For a guest who wants a sense of place, take them to La Grande Table Marocaine or Le Marocain for Moroccan fine dining inside a palace hotel. For a younger or modern client who prefers something current, +61 in Guéliz serves Australian-Mediterranean cooking and sits on MENA's 50 Best. Match the room to the guest, lead with the palace or ranked names, and book a courtyard or garden table. The setting is half the impression in Marrakech.

How much does it cost to impress a client in Marrakech?

Plan on roughly MAD 800 to MAD 1,500 a head before wine at the palace rooms. La Grande Table Marocaine and Le Marocain at La Mamounia both sit in that range, Comptoir Darna runs about MAD 600 to 900 a head with the show, and +61 is an upper-mid bill below the hotels. Wine and a centrepiece dish move the bill most, so agree both with the restaurant in advance and settle discreetly before the meal so there is no contest at the table.
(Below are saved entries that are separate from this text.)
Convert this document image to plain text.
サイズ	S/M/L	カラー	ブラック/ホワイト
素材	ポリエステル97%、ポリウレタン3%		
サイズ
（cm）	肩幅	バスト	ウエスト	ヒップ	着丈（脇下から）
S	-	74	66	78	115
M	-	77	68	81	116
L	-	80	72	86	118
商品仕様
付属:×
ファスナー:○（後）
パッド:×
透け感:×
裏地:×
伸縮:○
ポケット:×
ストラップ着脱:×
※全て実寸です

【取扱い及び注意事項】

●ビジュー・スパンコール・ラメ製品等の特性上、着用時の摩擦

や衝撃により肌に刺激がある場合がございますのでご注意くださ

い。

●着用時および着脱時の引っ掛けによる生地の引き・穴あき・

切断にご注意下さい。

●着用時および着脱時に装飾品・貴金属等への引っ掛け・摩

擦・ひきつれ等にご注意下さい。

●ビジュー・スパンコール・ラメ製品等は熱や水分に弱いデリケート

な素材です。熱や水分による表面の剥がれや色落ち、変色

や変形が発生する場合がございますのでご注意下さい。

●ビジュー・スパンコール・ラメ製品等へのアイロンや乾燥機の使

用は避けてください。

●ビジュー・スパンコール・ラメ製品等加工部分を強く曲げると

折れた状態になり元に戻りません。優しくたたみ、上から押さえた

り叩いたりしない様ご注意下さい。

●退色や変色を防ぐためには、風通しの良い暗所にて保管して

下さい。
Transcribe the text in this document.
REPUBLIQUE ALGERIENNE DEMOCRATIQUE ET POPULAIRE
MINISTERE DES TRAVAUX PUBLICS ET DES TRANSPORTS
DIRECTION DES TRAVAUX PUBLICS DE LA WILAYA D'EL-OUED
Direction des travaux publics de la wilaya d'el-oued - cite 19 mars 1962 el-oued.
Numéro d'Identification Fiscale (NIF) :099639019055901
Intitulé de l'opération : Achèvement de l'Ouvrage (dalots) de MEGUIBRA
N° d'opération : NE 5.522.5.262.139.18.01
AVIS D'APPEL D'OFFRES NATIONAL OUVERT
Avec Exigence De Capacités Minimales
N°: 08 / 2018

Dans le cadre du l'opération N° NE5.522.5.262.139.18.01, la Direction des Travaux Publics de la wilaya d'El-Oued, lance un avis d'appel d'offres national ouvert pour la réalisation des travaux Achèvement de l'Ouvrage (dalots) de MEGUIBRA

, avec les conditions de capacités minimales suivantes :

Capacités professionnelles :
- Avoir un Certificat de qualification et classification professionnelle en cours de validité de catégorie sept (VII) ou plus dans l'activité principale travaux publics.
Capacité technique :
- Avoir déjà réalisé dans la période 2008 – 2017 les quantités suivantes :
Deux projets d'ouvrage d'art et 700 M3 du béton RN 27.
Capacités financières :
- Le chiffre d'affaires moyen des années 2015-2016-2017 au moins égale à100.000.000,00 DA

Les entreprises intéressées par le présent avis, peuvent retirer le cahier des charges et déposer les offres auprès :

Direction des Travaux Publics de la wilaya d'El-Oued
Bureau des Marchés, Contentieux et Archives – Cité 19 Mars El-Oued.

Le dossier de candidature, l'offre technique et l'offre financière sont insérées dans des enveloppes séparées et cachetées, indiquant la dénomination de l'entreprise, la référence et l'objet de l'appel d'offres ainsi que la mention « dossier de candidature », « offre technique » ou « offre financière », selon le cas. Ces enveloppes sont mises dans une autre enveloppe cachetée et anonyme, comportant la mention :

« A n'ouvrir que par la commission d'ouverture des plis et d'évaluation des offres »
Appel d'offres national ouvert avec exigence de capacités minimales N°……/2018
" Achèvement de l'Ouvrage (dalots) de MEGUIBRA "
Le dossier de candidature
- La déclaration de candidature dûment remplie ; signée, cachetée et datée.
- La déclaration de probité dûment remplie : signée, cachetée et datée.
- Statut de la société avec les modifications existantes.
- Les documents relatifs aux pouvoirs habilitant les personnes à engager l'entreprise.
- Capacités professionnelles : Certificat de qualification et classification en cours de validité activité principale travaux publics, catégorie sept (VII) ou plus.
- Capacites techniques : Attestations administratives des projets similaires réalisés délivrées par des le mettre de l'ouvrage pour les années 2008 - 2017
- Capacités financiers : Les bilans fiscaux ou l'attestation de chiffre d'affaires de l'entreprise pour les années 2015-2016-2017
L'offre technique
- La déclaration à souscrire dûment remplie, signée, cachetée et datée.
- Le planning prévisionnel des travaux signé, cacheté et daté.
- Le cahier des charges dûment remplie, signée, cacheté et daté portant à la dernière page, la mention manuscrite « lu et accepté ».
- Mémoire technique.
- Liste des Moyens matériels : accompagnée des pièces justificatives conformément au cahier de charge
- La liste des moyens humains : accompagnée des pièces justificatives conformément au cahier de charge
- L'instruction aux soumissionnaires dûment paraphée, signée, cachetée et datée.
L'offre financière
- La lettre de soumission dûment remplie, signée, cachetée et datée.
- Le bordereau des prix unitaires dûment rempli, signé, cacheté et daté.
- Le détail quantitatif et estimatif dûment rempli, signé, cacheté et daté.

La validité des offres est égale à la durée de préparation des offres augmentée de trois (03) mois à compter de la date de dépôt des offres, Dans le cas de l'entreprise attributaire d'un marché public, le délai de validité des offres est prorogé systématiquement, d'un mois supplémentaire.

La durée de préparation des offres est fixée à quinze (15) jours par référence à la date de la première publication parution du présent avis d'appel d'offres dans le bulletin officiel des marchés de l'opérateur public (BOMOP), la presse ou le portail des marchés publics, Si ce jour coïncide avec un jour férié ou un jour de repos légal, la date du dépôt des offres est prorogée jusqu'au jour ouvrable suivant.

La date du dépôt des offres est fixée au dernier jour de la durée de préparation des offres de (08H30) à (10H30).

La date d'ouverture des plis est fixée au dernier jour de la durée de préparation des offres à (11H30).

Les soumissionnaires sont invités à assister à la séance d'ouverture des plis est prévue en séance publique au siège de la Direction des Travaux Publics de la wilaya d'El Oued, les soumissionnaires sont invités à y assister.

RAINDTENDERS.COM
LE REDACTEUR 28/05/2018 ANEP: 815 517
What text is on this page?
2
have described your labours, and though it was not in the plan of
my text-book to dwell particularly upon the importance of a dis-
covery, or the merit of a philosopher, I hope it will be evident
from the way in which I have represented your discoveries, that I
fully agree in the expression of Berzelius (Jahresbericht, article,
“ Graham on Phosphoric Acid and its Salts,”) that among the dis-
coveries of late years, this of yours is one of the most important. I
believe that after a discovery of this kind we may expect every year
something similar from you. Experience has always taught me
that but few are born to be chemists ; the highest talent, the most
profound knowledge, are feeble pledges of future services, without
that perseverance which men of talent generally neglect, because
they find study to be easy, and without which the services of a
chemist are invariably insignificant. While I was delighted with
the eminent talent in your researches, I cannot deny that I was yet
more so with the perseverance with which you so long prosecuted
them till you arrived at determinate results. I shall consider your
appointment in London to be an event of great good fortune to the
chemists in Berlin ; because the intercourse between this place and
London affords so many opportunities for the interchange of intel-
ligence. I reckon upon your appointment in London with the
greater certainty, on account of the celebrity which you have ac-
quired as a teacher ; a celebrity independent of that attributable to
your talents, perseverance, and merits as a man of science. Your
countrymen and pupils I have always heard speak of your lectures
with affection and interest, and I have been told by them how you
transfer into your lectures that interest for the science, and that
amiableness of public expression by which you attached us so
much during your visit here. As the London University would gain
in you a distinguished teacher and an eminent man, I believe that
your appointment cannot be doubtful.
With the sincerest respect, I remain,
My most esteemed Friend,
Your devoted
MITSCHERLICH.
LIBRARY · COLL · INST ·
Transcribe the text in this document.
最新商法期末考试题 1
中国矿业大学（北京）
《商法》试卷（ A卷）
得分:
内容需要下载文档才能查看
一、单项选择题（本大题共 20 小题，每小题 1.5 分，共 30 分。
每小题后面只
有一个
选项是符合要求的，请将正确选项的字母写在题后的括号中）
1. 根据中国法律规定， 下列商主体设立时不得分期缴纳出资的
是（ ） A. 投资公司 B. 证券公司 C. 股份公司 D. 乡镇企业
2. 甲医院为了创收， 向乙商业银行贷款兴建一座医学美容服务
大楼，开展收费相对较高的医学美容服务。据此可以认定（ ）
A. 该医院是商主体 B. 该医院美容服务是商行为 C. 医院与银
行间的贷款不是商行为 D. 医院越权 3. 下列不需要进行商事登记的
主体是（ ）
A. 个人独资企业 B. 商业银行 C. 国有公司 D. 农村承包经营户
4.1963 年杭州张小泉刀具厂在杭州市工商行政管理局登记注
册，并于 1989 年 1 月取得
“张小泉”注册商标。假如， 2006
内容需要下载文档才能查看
Which Marrakech restaurant has the best setting for a client dinner?

La Grande Table Marocaine inside the Royal Mansour has the most prestigious setting, a palace hotel with the most decorated service in the region, which is exactly what impresses a visiting client. For palace gardens, Le Jardin at the Royal Mansour and Le Marocain at La Mamounia both offer calm, private outdoor tables. For atmosphere and a show, Comptoir Darna turns the evening into a performance. Book a courtyard or garden table and let the address do the work.